Comments on this entry are closed.

  • janice November 26, 2009, 1:26 pm

    Hi there, Lori. I’ve just logged on after a long break and coming here felt like a homecoming. Such a timely post for so many people. There’s someone in my life I can often apply your dark heart advice to, so thank you. I liked these possible responses; I wish you could have been there with me to remind me of the most fitting ones a few weeks ago. I stood up to someone quietly and bravely and the effect was startling. Unfortunately, the person in question was shocked, stormed off in angry and hurt indignation and has since chosen pointed silence as a tactic.
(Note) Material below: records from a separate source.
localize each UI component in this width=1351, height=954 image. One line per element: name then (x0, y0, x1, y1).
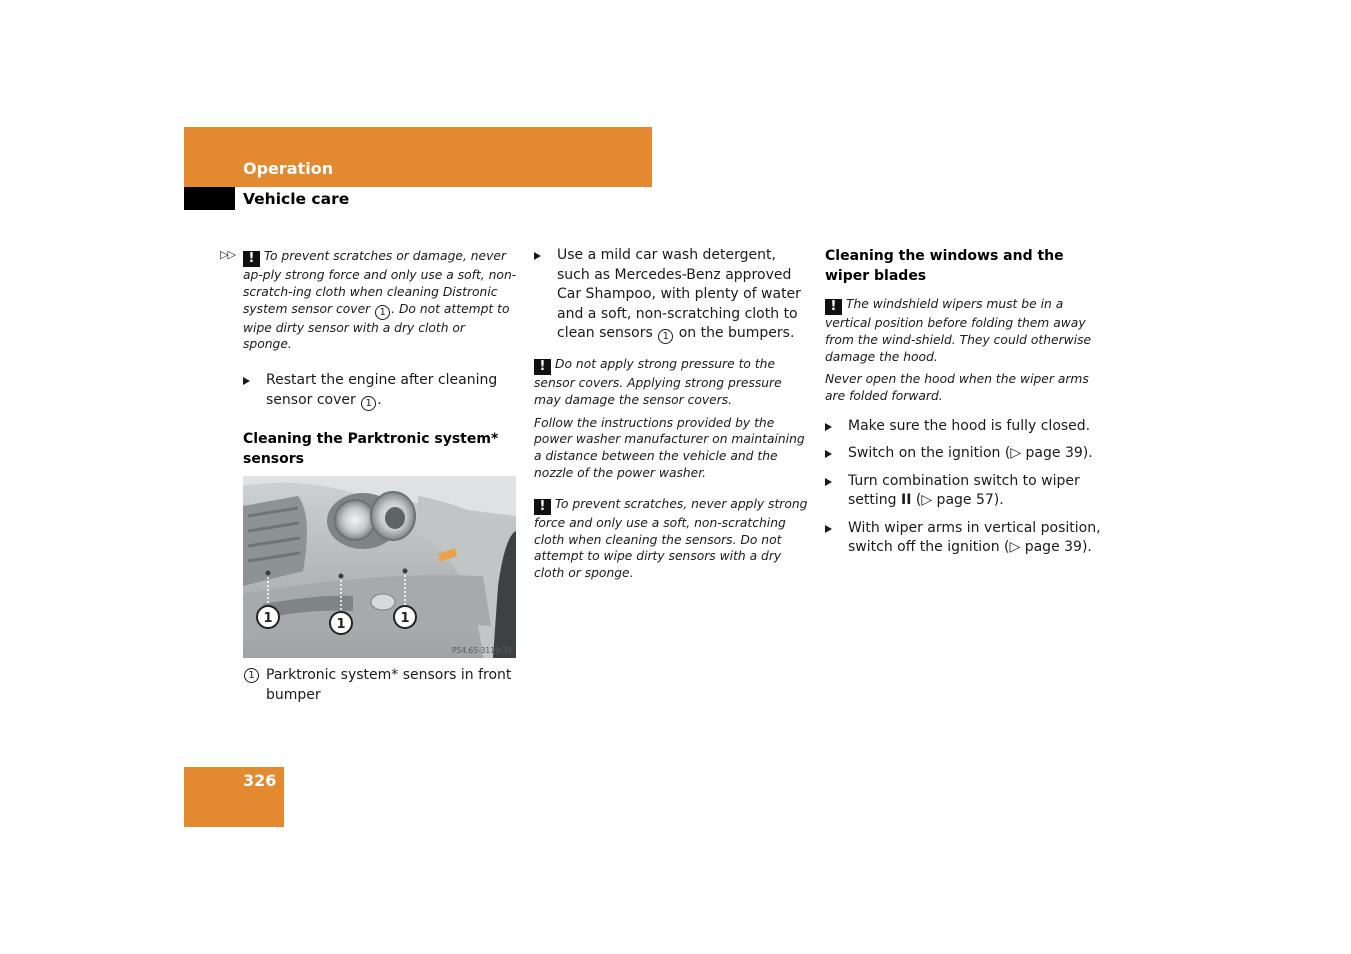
page-number: 326 (243, 771, 277, 790)
callout-marker: 1 (375, 305, 390, 320)
bullet-arrow-icon (825, 423, 832, 431)
column-3 (825, 246, 1101, 558)
callout-1-right (394, 606, 416, 628)
page-reference[interactable]: ▷ page 39 (1009, 539, 1082, 556)
column-1 (220, 248, 517, 705)
car-front-bumper-illustration (243, 476, 516, 658)
column-2 (534, 246, 808, 582)
section-title: Operation (243, 159, 334, 178)
step-wiper-setting: Turn combination switch to wiper setting II (▷ page 57). (825, 472, 1101, 511)
sensor-pressure-warning: ! Do not apply strong pressure to the sensor covers. Applying strong pressure may damage the sensor covers. (534, 357, 782, 407)
callout-number: 1 (263, 610, 273, 626)
callout-marker: 1 (658, 329, 673, 344)
subsection-title: Vehicle care (243, 190, 350, 208)
page-reference[interactable]: ▷ page 39 (1010, 445, 1083, 462)
step-hood-closed: Make sure the hood is fully closed. (825, 417, 1101, 437)
callout-1-left (257, 606, 279, 628)
callout-marker: 1 (244, 668, 259, 683)
step-ignition-on: Switch on the ignition (▷ page 39). (825, 444, 1101, 464)
bullet-arrow-icon (534, 252, 541, 260)
bullet-arrow-icon (825, 450, 832, 458)
callout-1-middle (330, 612, 352, 634)
callout-number: 1 (400, 610, 410, 626)
parktronic-sensors-figure (243, 476, 516, 658)
warning-icon: ! (825, 299, 842, 315)
wiper-position-warning: ! The windshield wipers must be in a vertical position before folding them away from the wind-shield. They could otherwise damage the hood. (825, 297, 1092, 364)
step-car-wash-detergent: Use a mild car wash detergent, such as Mercedes-Benz approved Car Shampoo, with plenty of water and a soft, non-scratching cloth to clean sensors 1 on the bumpers. (534, 246, 808, 344)
bullet-arrow-icon (825, 478, 832, 486)
continued-arrows-icon: ▷▷ (220, 248, 235, 261)
header-bar (184, 127, 652, 187)
section-tab (184, 187, 235, 210)
scratch-warning-note: ! To prevent scratches, never apply strong force and only use a soft, non-scratching cloth when cleaning the sensors. Do not attempt to wipe dirty sensors with a dry cloth or sponge. (534, 496, 808, 581)
bullet-arrow-icon (825, 525, 832, 533)
step-restart-engine: Restart the engine after cleaning sensor cover 1 . (243, 371, 517, 411)
windows-wiper-heading: Cleaning the windows and the wiper blades (825, 248, 1064, 284)
warning-icon: ! (534, 499, 551, 515)
warning-icon: ! (534, 359, 551, 375)
distronic-warning-note: ! To prevent scratches or damage, never ap-ply strong force and only use a soft, non-scratch-ing cloth when cleaning Distronic system sensor cover 1 . Do not attempt to wipe dirty sensor with a dry cloth or sponge. (243, 249, 517, 352)
hood-note: Never open the hood when the wiper arms are folded forward. (825, 372, 1089, 404)
step-ignition-off: With wiper arms in vertical position, switch off the ignition (▷ page 39). (825, 519, 1101, 558)
figure-caption: 1 Parktronic system* sensors in front bumper (243, 665, 517, 705)
power-washer-note: Follow the instructions provided by the power washer manufacturer on maintaining a distance between the vehicle and the nozzle of the power washer. (534, 415, 805, 480)
figure-code: P54.65-3119-31 (451, 645, 512, 655)
warning-icon: ! (243, 251, 260, 267)
wiper-setting-value: II (901, 492, 912, 509)
callout-marker: 1 (361, 396, 376, 411)
bullet-arrow-icon (243, 377, 250, 385)
callout-number: 1 (336, 616, 346, 632)
parktronic-heading: Cleaning the Parktronic system* sensors (243, 430, 499, 467)
page-reference[interactable]: ▷ page 57 (921, 492, 994, 509)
I can live with that for now; I’d simply had enough of being bullied, talked over, talked down to and talked at.

  • Lori Hoeck November 27, 2009, 10:20 am

    Hi Janice!
    I’m glad you felt the post timely. I was wondering if it was a bit heavy for the holiday, but then again narcissists never take a day off!

    Standing up to a Dark Heart can pump up their narcissistic rage or make them pump up the drama with the attitude of: “I’m going to withdraw until you apologize.” I’m glad you understand the value of standing up for yourself and letting them deal with their own issues!

    Good to see your comments again!

  • Davina November 27, 2009, 8:45 pm

    Hi Lori.
    “Narcissists sabotage your attempts to express yourself.” That really takes your power away and gives them control. You’ve given some great suggestions here too. The narcissist’s statements almost sound like something a young child would say when they are challenging a parent, and interesting how that is based on emotions; the very thing they are using against their “target”.

  • Lori Hoeck November 27, 2009, 11:05 pm

    Hi Davina,
    Narcissistic personalities must always hold power and control — even if it is only in their own minds.

  • Walter November 29, 2009, 5:23 pm

    Narcissist will always be a fact of life. We can learn from them but we should make sure that we see the lessons. Let us remember the fact that we are not perfect. The guilt within us will only have power if we allow it, the influence of a narcissists can affect us, if we let it. 🙂

  • Lori Hoeck November 29, 2009, 9:07 pm

    Hi Walter,
    Thank you for stopping by and commenting.

    Yes, a tough part of outgrowing narcissists is letting go of the guilt — or other personal issues –that leaves us susceptible, isn’t it?